Bisnis.com, JAKARTA – Komisaris Utama PT Sri Rejeki Isman Tbk. (SRIL) atau Sritex, Ivan Setiawan menegaskan, Lukminto tidak melakukan PHK ribuan pekerja secara massal meski di tengah kebangkrutan.

Hal itu dicontohkan Ayvan saat Sritex memberhentikan 2.500 karyawannya.

Sejauh ini Sritex belum melakukan PHK terhadap siapapun yang berstatus pailit tersebut, kata Ivan dalam jumpa pers di kantor Kementerian Ketenagakerjaan (Kemenaker), Rabu (13/11/2024).

Alih-alih merumahkan pekerja, Ayvan mengaku justru merumahkan 2.500 pekerja karena kekurangan bahan baku. Dia mengungkapkan, ketersediaan bahan baku hanya cukup untuk tiga minggu ke depan.

Dia memperkirakan jumlah pekerja yang di-PHK akan terus bertambah kecuali jika Wali Amanat dan hakim pengawas memutuskan kelangsungan usaha. Jika tidak ada kelangsungan usaha, Ayvan khawatir akan adanya PHK di perusahaannya.
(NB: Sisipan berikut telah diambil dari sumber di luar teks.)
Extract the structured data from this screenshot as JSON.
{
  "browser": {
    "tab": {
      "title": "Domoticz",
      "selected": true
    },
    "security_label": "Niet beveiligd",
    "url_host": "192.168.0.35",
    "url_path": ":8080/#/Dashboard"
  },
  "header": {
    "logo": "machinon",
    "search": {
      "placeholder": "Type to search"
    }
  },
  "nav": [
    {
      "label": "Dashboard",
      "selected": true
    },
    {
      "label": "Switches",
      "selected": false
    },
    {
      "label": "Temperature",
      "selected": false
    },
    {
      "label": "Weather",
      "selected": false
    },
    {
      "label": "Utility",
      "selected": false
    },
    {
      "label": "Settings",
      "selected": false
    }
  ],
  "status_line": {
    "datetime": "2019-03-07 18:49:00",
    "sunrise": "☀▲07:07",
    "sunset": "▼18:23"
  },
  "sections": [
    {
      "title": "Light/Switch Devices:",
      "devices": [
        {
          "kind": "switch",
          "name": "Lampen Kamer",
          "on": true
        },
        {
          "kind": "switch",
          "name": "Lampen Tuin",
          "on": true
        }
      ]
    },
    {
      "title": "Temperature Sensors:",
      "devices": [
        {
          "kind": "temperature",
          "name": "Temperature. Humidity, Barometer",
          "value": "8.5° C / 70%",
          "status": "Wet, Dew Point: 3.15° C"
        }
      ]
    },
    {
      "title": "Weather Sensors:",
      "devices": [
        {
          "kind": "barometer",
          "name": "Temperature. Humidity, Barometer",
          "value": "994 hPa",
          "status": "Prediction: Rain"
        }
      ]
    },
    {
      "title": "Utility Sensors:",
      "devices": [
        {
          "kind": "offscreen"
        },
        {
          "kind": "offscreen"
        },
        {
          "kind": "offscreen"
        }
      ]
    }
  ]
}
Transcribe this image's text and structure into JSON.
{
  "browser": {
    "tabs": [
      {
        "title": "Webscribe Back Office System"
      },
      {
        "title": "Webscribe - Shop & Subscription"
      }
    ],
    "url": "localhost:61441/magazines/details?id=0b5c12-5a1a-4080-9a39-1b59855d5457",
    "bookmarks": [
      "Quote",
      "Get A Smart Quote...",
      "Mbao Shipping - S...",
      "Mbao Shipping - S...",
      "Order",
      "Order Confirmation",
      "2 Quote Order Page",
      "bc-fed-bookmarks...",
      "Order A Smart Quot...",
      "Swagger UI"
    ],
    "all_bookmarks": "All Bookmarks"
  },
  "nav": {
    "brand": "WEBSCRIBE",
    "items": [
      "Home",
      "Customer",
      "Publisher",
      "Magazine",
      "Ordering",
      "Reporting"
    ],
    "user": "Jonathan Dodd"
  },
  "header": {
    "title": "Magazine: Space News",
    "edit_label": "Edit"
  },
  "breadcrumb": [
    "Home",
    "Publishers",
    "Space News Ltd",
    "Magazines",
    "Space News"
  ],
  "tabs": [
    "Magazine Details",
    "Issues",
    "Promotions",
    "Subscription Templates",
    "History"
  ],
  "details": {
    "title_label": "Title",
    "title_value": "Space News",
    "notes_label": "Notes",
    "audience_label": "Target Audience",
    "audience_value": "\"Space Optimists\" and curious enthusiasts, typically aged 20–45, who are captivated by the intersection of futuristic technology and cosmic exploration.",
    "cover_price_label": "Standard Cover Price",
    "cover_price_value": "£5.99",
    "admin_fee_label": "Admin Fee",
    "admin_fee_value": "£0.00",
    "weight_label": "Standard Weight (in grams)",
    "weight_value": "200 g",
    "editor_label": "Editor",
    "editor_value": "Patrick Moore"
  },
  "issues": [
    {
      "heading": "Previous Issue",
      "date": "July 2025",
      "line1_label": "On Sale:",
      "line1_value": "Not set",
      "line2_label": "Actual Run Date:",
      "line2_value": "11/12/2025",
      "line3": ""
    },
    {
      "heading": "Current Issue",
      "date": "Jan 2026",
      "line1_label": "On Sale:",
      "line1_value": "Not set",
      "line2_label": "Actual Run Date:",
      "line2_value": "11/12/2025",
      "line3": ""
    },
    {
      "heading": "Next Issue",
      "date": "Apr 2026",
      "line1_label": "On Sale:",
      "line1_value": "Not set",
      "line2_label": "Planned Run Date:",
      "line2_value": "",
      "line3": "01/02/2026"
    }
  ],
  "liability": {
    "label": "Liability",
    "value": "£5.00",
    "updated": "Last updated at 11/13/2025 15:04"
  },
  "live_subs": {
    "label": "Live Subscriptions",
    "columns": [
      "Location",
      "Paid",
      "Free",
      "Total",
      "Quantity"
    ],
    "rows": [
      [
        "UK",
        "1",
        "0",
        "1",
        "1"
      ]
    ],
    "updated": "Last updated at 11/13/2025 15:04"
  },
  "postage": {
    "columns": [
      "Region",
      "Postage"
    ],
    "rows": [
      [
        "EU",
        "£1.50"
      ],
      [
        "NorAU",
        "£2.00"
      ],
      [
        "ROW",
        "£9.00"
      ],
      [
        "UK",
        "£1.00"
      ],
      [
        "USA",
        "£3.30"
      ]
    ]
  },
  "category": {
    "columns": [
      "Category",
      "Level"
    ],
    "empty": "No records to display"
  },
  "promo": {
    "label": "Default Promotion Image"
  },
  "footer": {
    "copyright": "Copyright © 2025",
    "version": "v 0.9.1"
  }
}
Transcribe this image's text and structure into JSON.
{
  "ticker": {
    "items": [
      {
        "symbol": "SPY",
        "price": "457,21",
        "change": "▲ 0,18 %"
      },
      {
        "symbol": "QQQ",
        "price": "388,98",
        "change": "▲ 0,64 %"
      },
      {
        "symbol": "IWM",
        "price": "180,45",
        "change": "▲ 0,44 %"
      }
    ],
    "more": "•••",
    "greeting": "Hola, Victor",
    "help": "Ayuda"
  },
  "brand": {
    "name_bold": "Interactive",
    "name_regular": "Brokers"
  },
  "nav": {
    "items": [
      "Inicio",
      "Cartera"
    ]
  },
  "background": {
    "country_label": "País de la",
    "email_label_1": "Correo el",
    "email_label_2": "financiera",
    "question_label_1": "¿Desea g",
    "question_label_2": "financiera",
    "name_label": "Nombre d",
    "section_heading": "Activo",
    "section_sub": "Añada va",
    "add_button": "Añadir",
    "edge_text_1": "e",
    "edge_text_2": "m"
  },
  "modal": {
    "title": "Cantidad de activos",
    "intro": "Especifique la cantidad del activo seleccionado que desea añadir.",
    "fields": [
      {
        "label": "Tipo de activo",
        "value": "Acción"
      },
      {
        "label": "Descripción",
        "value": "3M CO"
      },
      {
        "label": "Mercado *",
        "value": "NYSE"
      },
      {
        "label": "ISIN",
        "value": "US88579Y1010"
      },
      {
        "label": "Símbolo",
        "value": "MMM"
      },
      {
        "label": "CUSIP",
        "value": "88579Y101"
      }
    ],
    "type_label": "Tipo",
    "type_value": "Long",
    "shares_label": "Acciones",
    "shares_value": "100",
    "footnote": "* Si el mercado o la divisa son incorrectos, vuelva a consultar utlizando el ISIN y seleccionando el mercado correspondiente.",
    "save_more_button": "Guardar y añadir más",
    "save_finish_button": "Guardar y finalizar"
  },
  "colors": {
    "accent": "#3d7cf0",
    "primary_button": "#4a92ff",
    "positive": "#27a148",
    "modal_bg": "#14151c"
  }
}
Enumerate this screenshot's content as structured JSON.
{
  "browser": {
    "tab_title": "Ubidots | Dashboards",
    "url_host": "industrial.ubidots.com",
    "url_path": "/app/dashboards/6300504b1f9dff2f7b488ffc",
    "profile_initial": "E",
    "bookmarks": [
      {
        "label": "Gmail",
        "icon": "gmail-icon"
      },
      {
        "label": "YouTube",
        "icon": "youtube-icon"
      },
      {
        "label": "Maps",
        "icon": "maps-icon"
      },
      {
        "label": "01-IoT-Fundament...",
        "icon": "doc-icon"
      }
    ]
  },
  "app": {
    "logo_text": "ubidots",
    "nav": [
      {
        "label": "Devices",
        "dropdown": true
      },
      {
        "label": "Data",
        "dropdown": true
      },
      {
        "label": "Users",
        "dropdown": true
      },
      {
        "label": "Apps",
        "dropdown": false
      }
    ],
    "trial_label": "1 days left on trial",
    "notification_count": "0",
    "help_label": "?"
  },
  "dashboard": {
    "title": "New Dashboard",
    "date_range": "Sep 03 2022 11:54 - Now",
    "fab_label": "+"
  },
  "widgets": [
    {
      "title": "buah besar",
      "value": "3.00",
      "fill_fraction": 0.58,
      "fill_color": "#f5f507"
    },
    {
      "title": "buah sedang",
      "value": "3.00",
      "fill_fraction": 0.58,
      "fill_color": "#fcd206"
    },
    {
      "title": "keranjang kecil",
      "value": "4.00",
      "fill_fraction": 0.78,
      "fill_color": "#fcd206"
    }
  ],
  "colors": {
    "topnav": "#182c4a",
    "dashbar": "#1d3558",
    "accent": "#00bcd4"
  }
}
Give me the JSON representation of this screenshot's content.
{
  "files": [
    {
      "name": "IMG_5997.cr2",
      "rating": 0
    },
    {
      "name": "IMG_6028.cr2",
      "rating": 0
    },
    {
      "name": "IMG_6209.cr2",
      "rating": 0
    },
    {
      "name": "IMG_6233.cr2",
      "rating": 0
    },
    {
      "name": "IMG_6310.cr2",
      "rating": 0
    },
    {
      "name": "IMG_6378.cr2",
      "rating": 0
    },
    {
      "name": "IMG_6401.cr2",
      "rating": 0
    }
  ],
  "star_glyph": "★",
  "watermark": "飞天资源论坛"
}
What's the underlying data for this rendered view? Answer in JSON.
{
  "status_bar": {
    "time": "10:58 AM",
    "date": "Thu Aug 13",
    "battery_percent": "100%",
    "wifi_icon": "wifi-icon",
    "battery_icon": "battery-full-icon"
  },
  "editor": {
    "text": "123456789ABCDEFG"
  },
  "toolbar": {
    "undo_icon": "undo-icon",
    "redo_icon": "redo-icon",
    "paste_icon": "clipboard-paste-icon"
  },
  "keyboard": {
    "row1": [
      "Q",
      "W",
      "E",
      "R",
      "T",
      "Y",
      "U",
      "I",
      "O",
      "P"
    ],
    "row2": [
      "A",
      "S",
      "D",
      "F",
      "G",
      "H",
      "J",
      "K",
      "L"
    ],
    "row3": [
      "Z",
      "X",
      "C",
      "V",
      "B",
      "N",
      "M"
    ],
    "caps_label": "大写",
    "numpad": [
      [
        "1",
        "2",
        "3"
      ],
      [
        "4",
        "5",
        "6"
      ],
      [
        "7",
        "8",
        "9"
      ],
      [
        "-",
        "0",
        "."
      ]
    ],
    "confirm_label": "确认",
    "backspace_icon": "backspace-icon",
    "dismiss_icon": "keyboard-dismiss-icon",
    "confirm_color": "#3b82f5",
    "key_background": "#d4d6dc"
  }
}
“Kalau tidak ada kesinambungan maka ada ancaman PHK. Jadi jangan sampai menambah masalah,” ujarnya. 

Ayvan juga menyayangkan adanya kesenjangan antara visi dan misi kurator dengan manajemen Sritex. Menurutnya, kurator mengabaikan kelangsungan usaha dan hanya mementingkan ketertiban. Pada saat yang sama, manajemen berharap bisnis tetap berjalan karena tidak perlu memberhentikan karyawan. 

Berdasarkan catatan dunia usaha, Sritex resmi dinyatakan pailit berdasarkan Perkara Pengadilan Negeri Semarang Nomor 2/Pdt.Sus-Homologasi/2024/PN Niaga Smg. Putusan pailit Sritex dan perusahaan lainnya dibacakan di Pengadilan Negeri Semarang Niaga pada Senin (21/10/2024).   

Meski demikian, Menteri Perindustrian (Menperin) Agus Gumiwang Kartasasmita menegaskan pabrik Sritex tetap berproduksi untuk memenuhi pesanan pasar. Menurutnya, untuk mempertahankan pasar luar negeri meski bangkrut, perlu dibuka pintu ekspor produk Sritex.

“Mereka masih berproduksi, tapi barangnya tidak bisa keluar dari pabrik dan tidak bisa keluar dari wilayah penjaminan. Dengan begitu, pemerintah bisa mengesahkan pajak bea dan cukai atas barang yang mereka hasilkan dan mengekspornya,” kata Agus, Selasa (17/7). 29/10/2024) dikutip.  

Langkah ini harus diambil agar pekerja pabrik Sritex tidak terkena PHK. Berdasarkan keterangan manajemen Sritex, Sritex Group saat ini mempunyai tenaga kerja sebanyak 50.000 karyawan. 

Pemerintah melakukan sejumlah upaya untuk memastikan bahwa perusahaan tekstil terbesar di Asia Tenggara ini terus memproduksi dan mempertahankan puluhan ribu pekerja yang saat ini dipekerjakannya.  

Hal ini juga dibenarkan oleh Reni Yanita, Plt Direktur Jenderal Kimia, Farmasi, dan Tekstil (IKFT) yang mengatakan Sritex beroperasi pada kapasitas produksi 65%, naik dari 40% pada masa pandemi. 

“Sritex masih berproduksi dan utilisasinya 65%, jadi lain halnya kalau ditutup. Itu komitmen pemilik untuk mempertahankan tenaga kerja,” ujarnya.  

Namun Kementerian Perindustrian masih mampu menyerap produk TPT dari pabrik dengan bekerja sama dengan Kementerian/Organisasi lain untuk membekukan izin ekspor dan impor akibat keputusan pailit Sritex.